ーーーーーーーーーーーーーーーーーーーーーーーーーーーー
キングベアの解体や処理をした後、アドルフはガゼフにキングベアの一件を話した。
「なるほど、魔力が使えたのか。しかし、その年で魔法が使えるのは貴族の坊っちゃんぐらいだぜ。」
「ああ、小さい頃から魔法や格闘なんかの訓練をさせられてたからな。だけど、貴族の坊っちゃんとは待遇において雲泥の差があったのさ。あんときの俺達は人じゃなかった犬畜生だった。」
「通りで。しかし、よく出てこられたよな。そんな所は警備とか厳重だろうに。」
「それは、俺が一緒にいた奴らを犠牲にし、逃げたのさ。」
ガゼフに、施設にいた時の話をした。ガゼフは時折悲しそうな表情をしたが終始黙って聞いていた。
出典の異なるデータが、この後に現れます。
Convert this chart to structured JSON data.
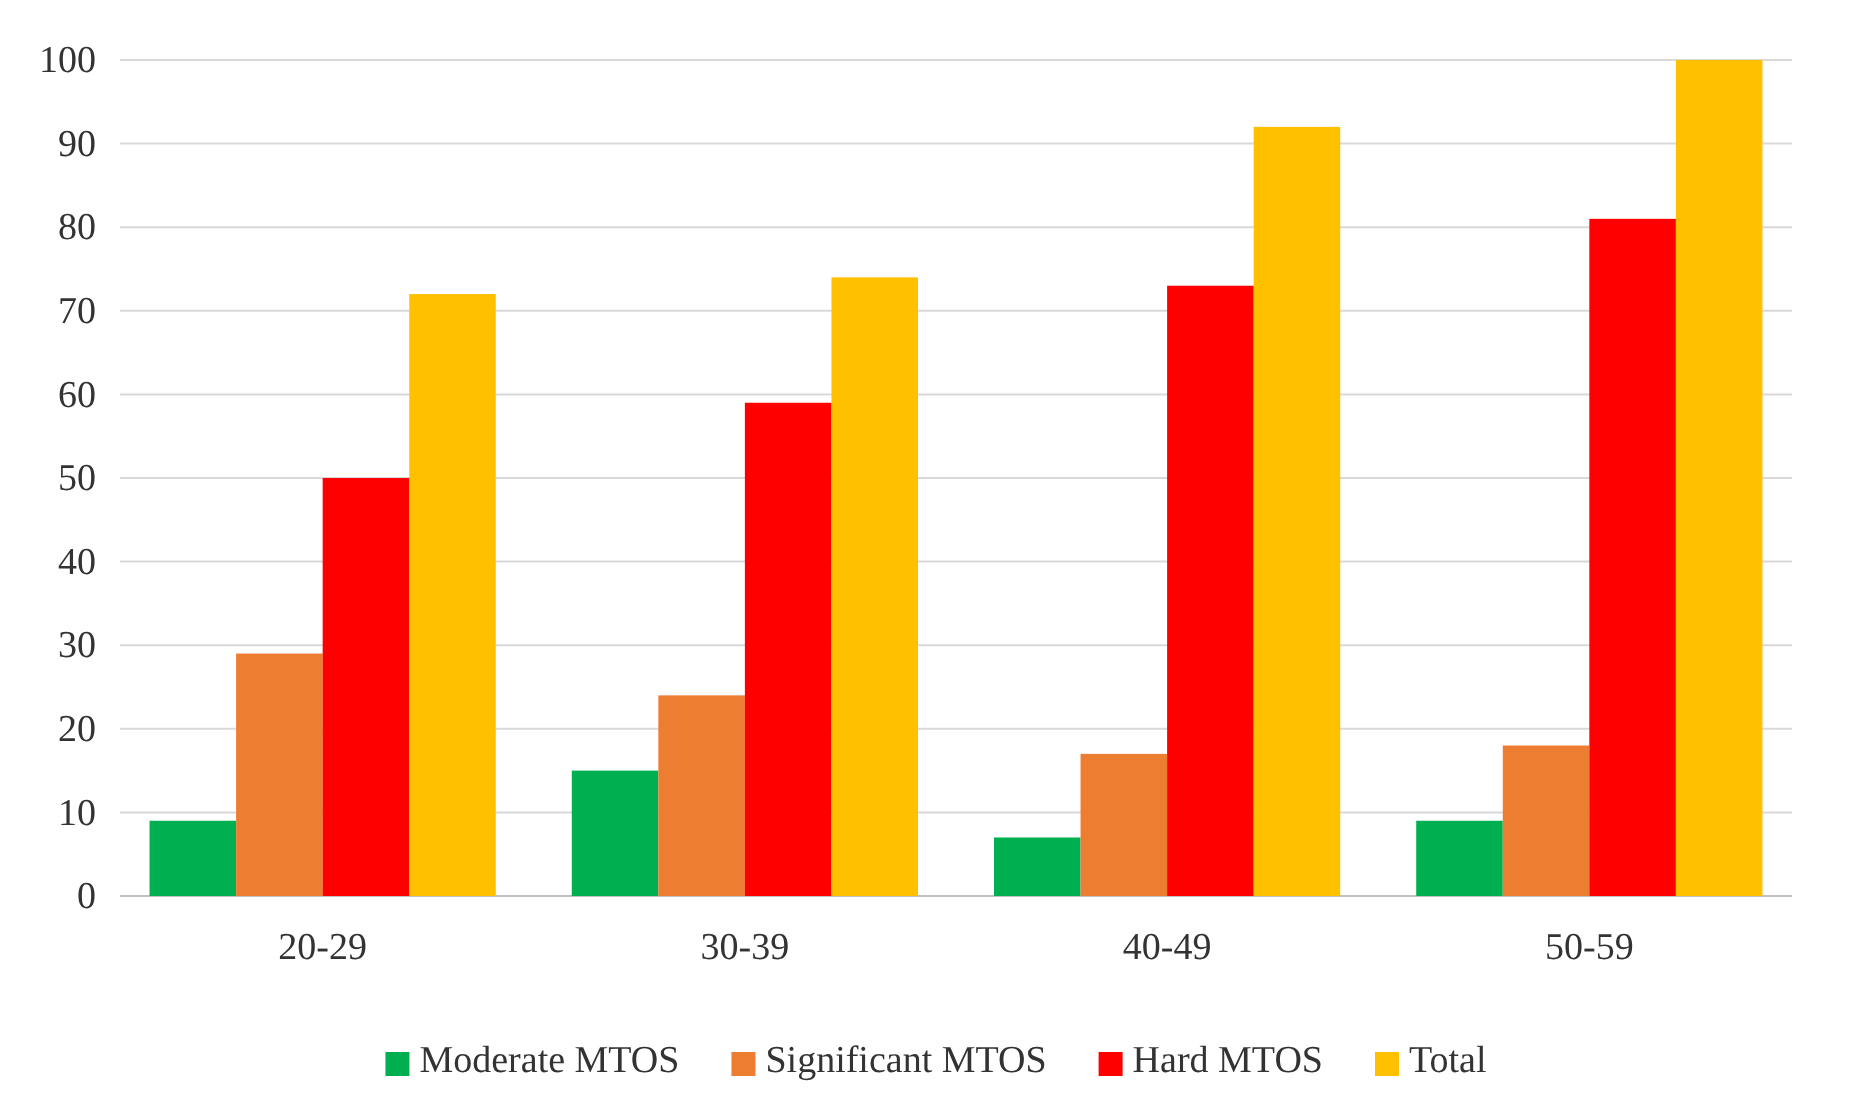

「なるほど、あいつらか…。その施設というのは第五研究所だろう。王国の中でも後ろめたいこと筆頭だ。本来は研究所は王国では第四研究所までしかなかった。その中で、異端の中の異端の魔術者、学者などさまざまな奴らが集められたところが第五研究所だ。」
「何故、ガゼフがそんなことまで知っている?」
「お前も話してくれたからよ、話すが元々俺は王国騎士団の団長をしていたんだ。しかし、ある時キレちまってな。お偉いさんをぶん殴っちまってよ。まあ、殴った理由はその第五研究所絡みの話でな。アドルフ、親のこと覚えていないだろ?」
「ああ、どこで生まれたのかもわからない。」
「そりゃそうさ。お前はあそこの施設で生まれたんだからな。考えてみろ。先天的に魔術の素養を持った奴らはどれだけ少ないと思ってるんだ。10000人に1人だ。そんな奴らを集めるのは至難の業だ。だからな作り始めたんだ。作るというよりも交配によって魔術師を生ませてきたんだよ。優秀な遺伝子と優秀な遺伝子を掛けあわせて超兵を作るんだとよ。それで、優秀な遺伝子の出処が貴族たちが金欲しさに末っ子とかをうっぱらてたんだ。その中の一人が俺の親父だった。それで妾の子、俺の同腹の妹を売り飛ばしたんだよ。そのことを聞いたのがその一年後だった。ま、その話も何十年前の話だ。」
「まあいいさ、非人道的な実験をしていたとしても力をもらえたんだ。それがなかったら、おれは腹の中だ。復讐とかそんなの興味ないさ。」
そのことを聞いたガゼフはいきなり大声で笑い始めた。
「ハハハハハ、そうか興味ないか。妹とか俺もいったけどよ。一回もあったことも無いんだ。殴ったのは本当だがな。単に感に触っただけだがな。」
「殴られた奴に同情するよ。」
アドルフもそう言うが、どこか楽しそうな顔をしていた。
「それで、今後どうするんだ。このまま、ここで猟師するのは出た意味ないだろ?」
「ああ、今回のキングベアと戦っていろいろと力不足だと痛感したよ。鍛えないとな。」
「そうだろうな。お前は子供にしちゃ強い。しかし、それは子供の中での話だ。世の中じゃゴロゴロとお前より強い奴がおる。そこで、お前に剣を教えてやる。」
子供がいたずらを企てている時のような笑みを浮かべ、ガゼフはそう言ったのだ。